I had resigned myself to the fact I’d never get an answer until I had reasonable motor skills and could sex torture him out of it. It was a thing. Gwen had informed me of its effectiveness.
“Gone in a way that you and Lexie never have to live on the same earth he wastes oxygen on ever again,” he told my eyes finally, his tone flat.
His voice was slightly guarded, as if I would have some sort of hysterical reaction to the man I loved basically informing me he had killed the father of my child, who had beaten and almost killed me and haunted my life for sixteen years.
“Okay,” I said.
He raised an eyebrow. It was the most animated surprised reaction I had ever seen on him.
So kids hadn’t reached the table yet. Not that I didn’t want them. I did. Having Lexie was the most beautiful thing to ever happen to me. Having Zane’s child, I knew would be nothing short of amazing. I wasn’t exactly a spring chicken so I couldn’t wait forever. I also knew I had to give my husband time. Time to adjust to having us permanently without the prospect of losing us. Which I knew haunted him still. So I waited until it seemed like Mother Nature had other plans. I didn’t want to go informing him just yet—although Lexie and her big mouth would do it for me if I wasn’t careful—which was how I found myself at the doctor. Just to be sure.
Then that was how I found myself leaving the doctors with a little picture of that looked like weird modern art, but was one of the most important little pictures I had ever held. The one of the six-week-old little peanut growing in my stomach. One I loved as much as I did Lexie already.
I had been studying the picture so intently on my way to the car I didn’t even hear my phone ring the first time.
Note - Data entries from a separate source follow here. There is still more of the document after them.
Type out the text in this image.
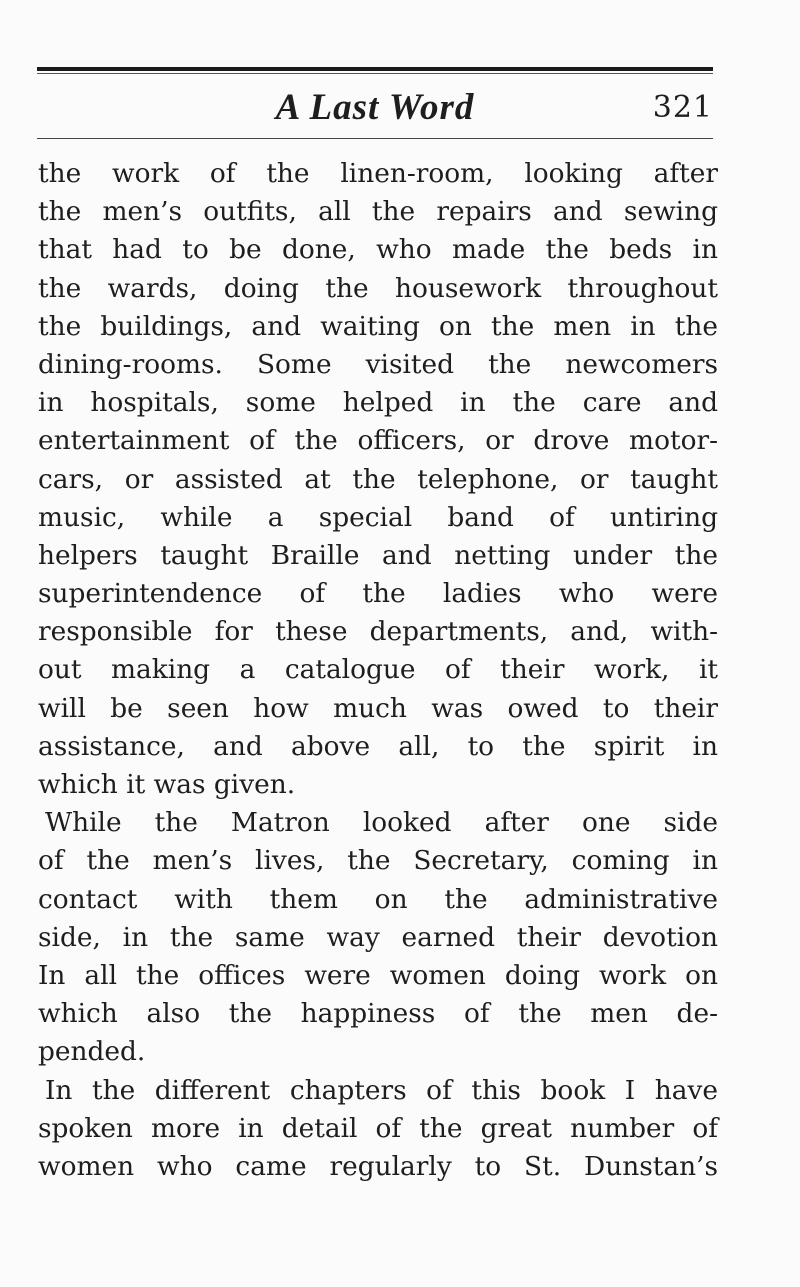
A Last Word	321
the work of the linen-room, looking after
the men’s outfits, all the repairs and sewing
that had to be done, who made the beds in
the wards, doing the housework throughout
the buildings, and waiting on the men in the
dining-rooms. Some visited the newcomers
in hospitals, some helped in the care and
entertainment of the officers, or drove motor-
cars, or assisted at the telephone, or taught
music, while a special band of untiring
helpers taught Braille and netting under the
superintendence of the ladies who were
responsible for these departments, and, with-
out making a catalogue of their work, it
will be seen how much was owed to their
assistance, and above all, to the spirit in
which it was given.
While the Matron looked after one side
of the men’s lives, the Secretary, coming in
contact with them on the administrative
side, in the same way earned their devotion
In all the offices were women doing work on
which also the happiness of the men de-
pended.
In the different chapters of this book I have
spoken more in detail of the great number of
women who came regularly to St. Dunstan’s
“Mia.” Zane’s voice was weird when I answered on the second ring, like he knew something. It wasn’t possible. I knew he was hot and the enforcer of whatever for the club, which made him a crazy bad ass with many abilities. I did not think those abilities came with pregnancy sensing powers. I did know they came with crazy sperm though, considering I was not the only Old Lady to get preggers while on the pill.
“In addition to O Luscious One, that is one of the titles I answer to,” I said with false seriousness, ignoring the potential baby sensing ability.
He did not find my phone humor amusing on this day. “Where are you?” he clipped with impatience.